Today’s vote by Fonterra members to accept the proposed Trading Amongst Farmers scheme puts family farmers at risk, the Green Party said today.

“It’s not trading amongst farmers but trading against farmers,” said Green Party agriculture spokesperson Steffan Browning.

“Allowing non-farmer investment does not fit with the co-operative model; it will put the pressure on to increase the return to investors at the cost of good quality farming.

“TAF will create a trade-off between having a higher share price and farmers getting a lower price for their milk.

“Farmers have different interests to outside shareholders. Those farmers working to produce high quality products and improve their impacts on the environment could lose control of their own co-operative.

Goodness me, this must be the first time anyone from the Greens has acknowledged that farmers work hard to produce high quality products and improve their impacts on the environment.

But the second half of that sentence is rubbish.

TAF was designed to ensure farmers retained control of the company so that there would not be pressure to increase dividends and/or share price by reducing the price of milk.

Outside shareholders might have a voice but they won’t have a vote, control remains with farmers.

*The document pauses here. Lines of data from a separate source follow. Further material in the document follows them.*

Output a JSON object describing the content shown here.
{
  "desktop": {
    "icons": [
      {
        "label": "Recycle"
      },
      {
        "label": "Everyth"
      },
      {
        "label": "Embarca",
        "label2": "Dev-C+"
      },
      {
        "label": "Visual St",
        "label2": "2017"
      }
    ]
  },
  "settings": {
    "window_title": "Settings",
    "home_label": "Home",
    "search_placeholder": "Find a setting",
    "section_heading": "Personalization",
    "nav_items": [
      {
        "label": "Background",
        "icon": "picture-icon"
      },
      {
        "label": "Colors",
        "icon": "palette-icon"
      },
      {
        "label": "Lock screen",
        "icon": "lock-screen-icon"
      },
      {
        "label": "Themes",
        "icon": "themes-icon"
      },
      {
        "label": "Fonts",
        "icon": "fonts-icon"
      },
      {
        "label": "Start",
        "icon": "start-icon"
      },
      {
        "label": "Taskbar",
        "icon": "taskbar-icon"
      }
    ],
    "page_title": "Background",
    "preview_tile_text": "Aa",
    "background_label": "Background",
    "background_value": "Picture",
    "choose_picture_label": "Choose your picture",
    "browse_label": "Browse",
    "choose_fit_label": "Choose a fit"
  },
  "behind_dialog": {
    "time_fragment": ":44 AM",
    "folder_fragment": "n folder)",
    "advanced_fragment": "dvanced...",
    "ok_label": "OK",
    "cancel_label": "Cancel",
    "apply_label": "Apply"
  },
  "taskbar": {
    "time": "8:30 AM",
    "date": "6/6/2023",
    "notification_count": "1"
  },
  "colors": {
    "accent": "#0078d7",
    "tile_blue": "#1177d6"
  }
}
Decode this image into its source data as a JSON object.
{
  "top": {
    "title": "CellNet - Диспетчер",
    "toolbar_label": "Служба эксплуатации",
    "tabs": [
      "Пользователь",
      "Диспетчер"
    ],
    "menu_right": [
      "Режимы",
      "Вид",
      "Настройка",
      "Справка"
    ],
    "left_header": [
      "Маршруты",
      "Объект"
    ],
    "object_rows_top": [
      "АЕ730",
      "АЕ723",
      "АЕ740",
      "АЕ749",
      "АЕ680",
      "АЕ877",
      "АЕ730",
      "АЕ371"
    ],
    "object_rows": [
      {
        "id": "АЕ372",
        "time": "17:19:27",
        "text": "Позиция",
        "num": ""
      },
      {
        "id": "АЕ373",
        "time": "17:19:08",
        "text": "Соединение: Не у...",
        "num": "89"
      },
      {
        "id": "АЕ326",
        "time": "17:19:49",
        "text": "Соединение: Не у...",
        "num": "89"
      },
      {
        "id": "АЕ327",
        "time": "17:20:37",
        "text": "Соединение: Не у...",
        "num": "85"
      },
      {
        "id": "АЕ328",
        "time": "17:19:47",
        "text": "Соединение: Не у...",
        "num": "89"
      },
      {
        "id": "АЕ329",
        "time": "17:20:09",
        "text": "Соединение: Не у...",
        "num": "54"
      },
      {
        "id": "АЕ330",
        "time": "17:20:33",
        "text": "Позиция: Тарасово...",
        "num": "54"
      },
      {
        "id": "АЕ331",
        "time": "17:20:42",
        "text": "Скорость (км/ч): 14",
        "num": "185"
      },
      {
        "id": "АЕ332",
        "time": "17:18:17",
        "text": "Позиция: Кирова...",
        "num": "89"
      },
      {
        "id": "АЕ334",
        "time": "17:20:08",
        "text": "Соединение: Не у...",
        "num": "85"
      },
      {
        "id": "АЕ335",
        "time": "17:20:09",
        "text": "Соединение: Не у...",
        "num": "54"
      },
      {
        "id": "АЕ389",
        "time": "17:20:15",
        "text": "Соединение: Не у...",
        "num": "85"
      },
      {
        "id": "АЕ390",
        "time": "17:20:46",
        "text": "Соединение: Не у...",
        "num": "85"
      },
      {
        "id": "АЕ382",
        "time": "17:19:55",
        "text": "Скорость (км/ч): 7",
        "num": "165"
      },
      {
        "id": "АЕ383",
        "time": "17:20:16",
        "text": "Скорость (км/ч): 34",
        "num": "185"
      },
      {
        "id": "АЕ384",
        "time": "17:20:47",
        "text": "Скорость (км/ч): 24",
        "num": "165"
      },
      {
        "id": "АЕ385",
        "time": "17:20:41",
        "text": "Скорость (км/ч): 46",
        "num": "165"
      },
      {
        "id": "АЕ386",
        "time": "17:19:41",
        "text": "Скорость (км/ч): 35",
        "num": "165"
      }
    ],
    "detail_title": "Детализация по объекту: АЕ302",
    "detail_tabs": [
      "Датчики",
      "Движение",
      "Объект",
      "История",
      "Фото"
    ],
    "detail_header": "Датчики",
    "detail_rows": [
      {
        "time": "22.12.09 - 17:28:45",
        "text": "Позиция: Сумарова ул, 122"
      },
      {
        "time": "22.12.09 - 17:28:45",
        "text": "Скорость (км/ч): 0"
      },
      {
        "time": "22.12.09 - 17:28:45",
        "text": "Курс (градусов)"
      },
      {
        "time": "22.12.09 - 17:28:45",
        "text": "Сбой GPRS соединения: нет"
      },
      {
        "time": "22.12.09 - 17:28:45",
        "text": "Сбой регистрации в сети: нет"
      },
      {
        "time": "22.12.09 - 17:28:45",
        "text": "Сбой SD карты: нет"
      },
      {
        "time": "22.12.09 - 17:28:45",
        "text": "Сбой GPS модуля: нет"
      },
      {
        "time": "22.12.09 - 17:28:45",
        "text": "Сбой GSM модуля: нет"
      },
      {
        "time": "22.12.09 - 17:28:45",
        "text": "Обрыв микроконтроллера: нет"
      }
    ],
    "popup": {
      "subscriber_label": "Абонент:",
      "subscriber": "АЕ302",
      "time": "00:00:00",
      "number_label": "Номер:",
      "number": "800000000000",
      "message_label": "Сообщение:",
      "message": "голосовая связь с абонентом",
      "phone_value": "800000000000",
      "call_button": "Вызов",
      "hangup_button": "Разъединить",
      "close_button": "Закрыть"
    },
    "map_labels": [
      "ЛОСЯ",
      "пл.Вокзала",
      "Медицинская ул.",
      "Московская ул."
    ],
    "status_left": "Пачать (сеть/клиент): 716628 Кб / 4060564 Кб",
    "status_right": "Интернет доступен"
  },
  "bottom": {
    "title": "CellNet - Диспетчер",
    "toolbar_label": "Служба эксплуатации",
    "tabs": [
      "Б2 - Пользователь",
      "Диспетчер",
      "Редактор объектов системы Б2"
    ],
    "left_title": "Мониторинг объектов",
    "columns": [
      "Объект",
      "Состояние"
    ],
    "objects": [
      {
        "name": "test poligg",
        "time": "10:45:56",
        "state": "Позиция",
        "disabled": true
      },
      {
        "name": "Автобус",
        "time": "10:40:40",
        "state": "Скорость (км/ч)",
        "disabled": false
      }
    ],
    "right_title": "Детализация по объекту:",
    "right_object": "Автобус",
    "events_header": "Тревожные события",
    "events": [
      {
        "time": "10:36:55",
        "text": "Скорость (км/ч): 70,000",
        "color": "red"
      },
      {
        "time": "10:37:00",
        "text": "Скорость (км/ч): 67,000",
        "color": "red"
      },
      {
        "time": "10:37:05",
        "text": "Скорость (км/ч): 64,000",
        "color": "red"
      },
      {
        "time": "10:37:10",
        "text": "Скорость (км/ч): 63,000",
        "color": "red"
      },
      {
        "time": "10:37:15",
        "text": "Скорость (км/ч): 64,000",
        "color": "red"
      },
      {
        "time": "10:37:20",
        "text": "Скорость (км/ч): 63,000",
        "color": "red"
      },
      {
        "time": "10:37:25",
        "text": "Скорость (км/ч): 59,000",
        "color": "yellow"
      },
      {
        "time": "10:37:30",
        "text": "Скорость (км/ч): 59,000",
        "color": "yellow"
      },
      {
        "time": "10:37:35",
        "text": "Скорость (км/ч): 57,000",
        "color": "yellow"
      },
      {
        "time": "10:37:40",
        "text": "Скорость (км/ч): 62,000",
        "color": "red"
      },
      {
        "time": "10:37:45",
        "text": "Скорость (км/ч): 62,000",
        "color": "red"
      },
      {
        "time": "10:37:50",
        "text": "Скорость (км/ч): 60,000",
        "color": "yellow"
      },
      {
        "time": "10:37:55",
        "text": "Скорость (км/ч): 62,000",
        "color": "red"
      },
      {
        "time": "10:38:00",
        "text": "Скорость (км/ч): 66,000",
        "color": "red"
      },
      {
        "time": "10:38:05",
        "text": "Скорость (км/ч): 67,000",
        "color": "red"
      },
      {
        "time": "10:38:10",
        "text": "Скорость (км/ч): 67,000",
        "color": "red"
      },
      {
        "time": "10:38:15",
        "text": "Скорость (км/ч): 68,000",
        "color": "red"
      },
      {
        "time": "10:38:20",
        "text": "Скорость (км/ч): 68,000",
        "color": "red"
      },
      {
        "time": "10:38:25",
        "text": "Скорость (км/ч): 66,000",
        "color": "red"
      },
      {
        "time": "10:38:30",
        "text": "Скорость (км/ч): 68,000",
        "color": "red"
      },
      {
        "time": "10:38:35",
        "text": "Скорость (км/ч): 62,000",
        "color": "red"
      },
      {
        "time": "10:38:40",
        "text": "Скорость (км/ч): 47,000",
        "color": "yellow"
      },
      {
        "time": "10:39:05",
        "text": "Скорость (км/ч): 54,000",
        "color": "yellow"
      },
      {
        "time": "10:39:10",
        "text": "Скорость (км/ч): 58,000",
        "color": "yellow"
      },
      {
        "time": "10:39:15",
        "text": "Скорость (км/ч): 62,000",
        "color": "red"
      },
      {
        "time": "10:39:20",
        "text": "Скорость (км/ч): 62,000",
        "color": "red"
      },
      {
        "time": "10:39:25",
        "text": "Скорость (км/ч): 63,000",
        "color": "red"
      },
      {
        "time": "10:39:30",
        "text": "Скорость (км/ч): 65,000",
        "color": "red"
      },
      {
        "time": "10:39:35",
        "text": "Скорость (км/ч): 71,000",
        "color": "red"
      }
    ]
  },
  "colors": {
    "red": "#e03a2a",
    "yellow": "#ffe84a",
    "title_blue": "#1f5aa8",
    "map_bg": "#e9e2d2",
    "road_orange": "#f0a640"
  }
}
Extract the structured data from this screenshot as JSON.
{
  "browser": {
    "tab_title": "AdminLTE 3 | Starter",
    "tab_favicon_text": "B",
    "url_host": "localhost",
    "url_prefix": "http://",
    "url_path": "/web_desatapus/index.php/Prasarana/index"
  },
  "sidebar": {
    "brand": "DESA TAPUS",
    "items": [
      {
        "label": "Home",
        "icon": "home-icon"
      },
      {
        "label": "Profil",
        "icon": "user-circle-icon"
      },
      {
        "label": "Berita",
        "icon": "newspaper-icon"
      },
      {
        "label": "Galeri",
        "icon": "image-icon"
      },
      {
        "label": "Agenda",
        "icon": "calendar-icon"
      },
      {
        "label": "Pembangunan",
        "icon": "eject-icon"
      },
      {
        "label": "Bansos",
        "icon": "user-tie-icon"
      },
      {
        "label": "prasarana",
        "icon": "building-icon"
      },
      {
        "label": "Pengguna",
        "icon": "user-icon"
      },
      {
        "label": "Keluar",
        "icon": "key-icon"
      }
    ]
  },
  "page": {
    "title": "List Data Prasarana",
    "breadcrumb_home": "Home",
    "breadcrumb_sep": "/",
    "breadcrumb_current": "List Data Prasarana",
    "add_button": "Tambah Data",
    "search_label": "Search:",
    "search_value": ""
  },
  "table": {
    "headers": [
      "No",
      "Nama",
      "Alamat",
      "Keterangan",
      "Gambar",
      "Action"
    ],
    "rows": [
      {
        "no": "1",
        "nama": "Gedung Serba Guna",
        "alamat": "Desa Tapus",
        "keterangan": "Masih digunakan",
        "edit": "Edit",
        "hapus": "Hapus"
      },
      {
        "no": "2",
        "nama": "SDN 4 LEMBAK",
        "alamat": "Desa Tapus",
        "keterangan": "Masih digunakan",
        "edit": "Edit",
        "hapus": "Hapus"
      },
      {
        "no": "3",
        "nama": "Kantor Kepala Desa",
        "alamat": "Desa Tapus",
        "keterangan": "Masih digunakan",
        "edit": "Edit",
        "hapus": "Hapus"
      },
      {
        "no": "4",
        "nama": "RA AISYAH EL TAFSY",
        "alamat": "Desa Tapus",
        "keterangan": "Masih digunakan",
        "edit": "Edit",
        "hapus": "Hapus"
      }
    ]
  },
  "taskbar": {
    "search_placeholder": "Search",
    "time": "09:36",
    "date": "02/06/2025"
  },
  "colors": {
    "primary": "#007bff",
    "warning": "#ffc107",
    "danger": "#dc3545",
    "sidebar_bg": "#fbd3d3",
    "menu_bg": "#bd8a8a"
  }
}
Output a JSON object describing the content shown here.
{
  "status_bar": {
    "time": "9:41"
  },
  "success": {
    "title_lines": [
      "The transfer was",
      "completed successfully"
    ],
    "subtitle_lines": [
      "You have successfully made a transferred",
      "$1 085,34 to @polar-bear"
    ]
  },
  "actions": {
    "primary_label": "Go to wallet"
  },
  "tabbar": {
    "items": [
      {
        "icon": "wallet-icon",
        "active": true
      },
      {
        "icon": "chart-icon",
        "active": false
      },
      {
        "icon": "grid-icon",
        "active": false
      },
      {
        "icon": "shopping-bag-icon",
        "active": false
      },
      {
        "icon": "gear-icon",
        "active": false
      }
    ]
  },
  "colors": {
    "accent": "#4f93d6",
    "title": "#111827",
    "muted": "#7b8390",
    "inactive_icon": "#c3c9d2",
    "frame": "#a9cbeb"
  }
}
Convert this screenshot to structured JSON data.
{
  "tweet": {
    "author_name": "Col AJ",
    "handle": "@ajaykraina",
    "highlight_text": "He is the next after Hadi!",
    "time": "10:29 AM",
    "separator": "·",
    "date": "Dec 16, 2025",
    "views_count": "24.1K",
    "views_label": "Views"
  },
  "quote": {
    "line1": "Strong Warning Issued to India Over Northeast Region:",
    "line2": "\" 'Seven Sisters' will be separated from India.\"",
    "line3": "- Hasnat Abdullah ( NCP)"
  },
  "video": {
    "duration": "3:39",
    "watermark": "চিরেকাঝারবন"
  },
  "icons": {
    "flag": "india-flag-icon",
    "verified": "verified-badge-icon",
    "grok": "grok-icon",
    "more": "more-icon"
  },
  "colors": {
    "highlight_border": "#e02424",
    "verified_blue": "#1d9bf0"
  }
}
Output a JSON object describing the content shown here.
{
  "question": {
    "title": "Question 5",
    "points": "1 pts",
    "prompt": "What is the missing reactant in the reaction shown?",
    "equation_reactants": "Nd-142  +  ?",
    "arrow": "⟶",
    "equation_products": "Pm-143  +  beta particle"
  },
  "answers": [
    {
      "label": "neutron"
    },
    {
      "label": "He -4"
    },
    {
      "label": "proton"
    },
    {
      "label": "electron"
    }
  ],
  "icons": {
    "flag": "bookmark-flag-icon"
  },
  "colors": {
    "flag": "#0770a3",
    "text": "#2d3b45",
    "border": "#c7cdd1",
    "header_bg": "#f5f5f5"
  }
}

Fonterra is New Zealand’s biggest company. It is in the interests of suppliers and the country that it continues to grow and prosper.

TAF will enable it do this better without in any way threatening its co-operative structure or the power that lies with its supplying shareholders.

5 Responses to TAF still leaves control with farmers

  1. robertguyton says:

    “Outside shareholders might have a voice but they won’t have a vote, control remains with farmers.”

    Interesting. The voice of those outside shareholders then, is without influence, you are indicating. They’ll not be able to have effective input at all. Do they know that?
    Your view seems very naive, Ele. Equally naive is your similar belief that ‘outside shareholders’ in the assets Key is about to sell off, won’t be able to influence the behaviour of the companies.
    Fairy tales.

  2. homepaddock says:

    Robert – if propsective shareholders in Fonterra do due dilligence before buying they will know the shares they buy aren’t voting ones.

    I don’t recall ever saying that shareholders won’t be able to influence any other companies – the shares they buy will be voting ones.

  3. ploughboy says:

    i think the first reply backs up your post

  4. jabba says:

    woweeee .. the Gweens are now experts on dairy farming .. go figure

  5. phil says:

    Hi Ele
    I suggest you read, or reread some Marshall. McLuhan. One of his
    major propositions was that if you have the voice, you have a great deal of power. The same will apply to the partial sale of state assets. We will have to wait to see who is right and then it will be too late. It’s the corporatization of little ol’ New Zild. Don’t worry though if you are wealthy, you’ll have more in the bank.. to pay for the extra security required.